Стараясь не смотреть на такую прекрасно-розовую Екатерину Тихоновну, я исполнил ее просьбу. Хотя халатик был из яркого желтого шелка с крупными красными цветами, но в комнате сразу стало как-то серее, как будто убавили свет, когда Екатерина Тихоновна накинула его на свои плечи.
Запахнув халатик, Екатерина Тихоновна встала.
Григорий Иванович тем временем натянул шаровары с лампасами, офицерские сапоги, засунул за голенище плеть и пошел открывать чулан.
Мне он поручил отыскать спрятанные депутатом брюки.
Я нашел эти брюки не сразу. В корзине с грязным бельем их не было, хотя я перебрал все вещи. Оказалось, Векшин и тут обманул меня — он засунул грязные брюки Давида Эдуардовича Выжигайло-Никитина под ванну…
Когда я вышел с брюками на кухню, Екатерина Тихоновна уже сидела в кресле и курила сигарету, наблюдая за разговором генерала Орлова с узниками.

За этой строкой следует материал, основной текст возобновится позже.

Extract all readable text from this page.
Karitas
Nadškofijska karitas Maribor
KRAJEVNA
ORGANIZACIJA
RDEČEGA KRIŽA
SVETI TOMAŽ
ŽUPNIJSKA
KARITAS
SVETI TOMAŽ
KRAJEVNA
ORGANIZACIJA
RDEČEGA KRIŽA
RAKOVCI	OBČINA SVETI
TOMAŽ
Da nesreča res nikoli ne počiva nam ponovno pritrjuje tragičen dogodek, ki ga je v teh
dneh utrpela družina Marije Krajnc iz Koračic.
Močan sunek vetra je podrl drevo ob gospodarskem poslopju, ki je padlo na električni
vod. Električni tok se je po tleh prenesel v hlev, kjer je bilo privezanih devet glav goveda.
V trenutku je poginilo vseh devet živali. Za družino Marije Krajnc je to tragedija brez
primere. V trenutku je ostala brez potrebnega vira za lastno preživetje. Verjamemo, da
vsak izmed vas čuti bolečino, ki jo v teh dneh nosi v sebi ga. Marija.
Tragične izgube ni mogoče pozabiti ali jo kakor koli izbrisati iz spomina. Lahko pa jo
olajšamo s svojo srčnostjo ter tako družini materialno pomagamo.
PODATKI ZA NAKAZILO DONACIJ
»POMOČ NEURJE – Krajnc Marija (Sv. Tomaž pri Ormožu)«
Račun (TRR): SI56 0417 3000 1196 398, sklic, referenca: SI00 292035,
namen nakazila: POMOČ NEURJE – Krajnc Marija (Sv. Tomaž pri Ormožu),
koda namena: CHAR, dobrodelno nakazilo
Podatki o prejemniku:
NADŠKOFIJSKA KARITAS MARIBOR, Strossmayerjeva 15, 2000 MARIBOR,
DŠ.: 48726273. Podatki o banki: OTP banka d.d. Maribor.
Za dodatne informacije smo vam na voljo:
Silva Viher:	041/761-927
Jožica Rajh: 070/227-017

Голые, в одних только передниках, они стояли возле стены, а генерал Орлов, похлестывая плетью по голенищу сапога, неторопливо прохаживался вдоль этого не очень-то героического строя.
— Нашел? — спросил он у меня.
— Да, — сказал я. — Векшин их под ванну засунул.
— Одни брюки были?
— Одни.
— Ну ладно… — генерал Орлов повернулся генерал к майору Лупилину. — Значит, говоришь, депутат тебя бежать уговаривал?
— Так точно!
— И почему же ты не побежал, а?
Майор замешкался с ответом, и генерал несильно ударил его волосатым кулаком по лицу.
Что-то хрустнуло в майоре, он качнулся назад, но тут же выпрямился, застыл, как прежде, вытянув руки по швам.
— Как можно-с, господин генерал! — не обращая внимания на текущую из носа кровь, ответил он. — Я не имею права покидать территорию этой квартиры без вашего разрешения-c!
— Прости его, Гриша, — мягко проговорила Екатерина Тихоновна. — Он не хотел тебя огорчать. Это депутатова работа!
— Слышал? — сказал генерал Орлов майору. — Пойди, принеси тряпку. Подтирать будешь.
И он повернулся к депутату Векшину.
Почему-то, хотя во сне Векшин и пытался укусить меня, мне стало жалко его.
— Извините, Григорий Иванович, — сказал я. — Рудольф, конечно, виноват. Но я обещал, что вы не будете его чрезмерно наказывать.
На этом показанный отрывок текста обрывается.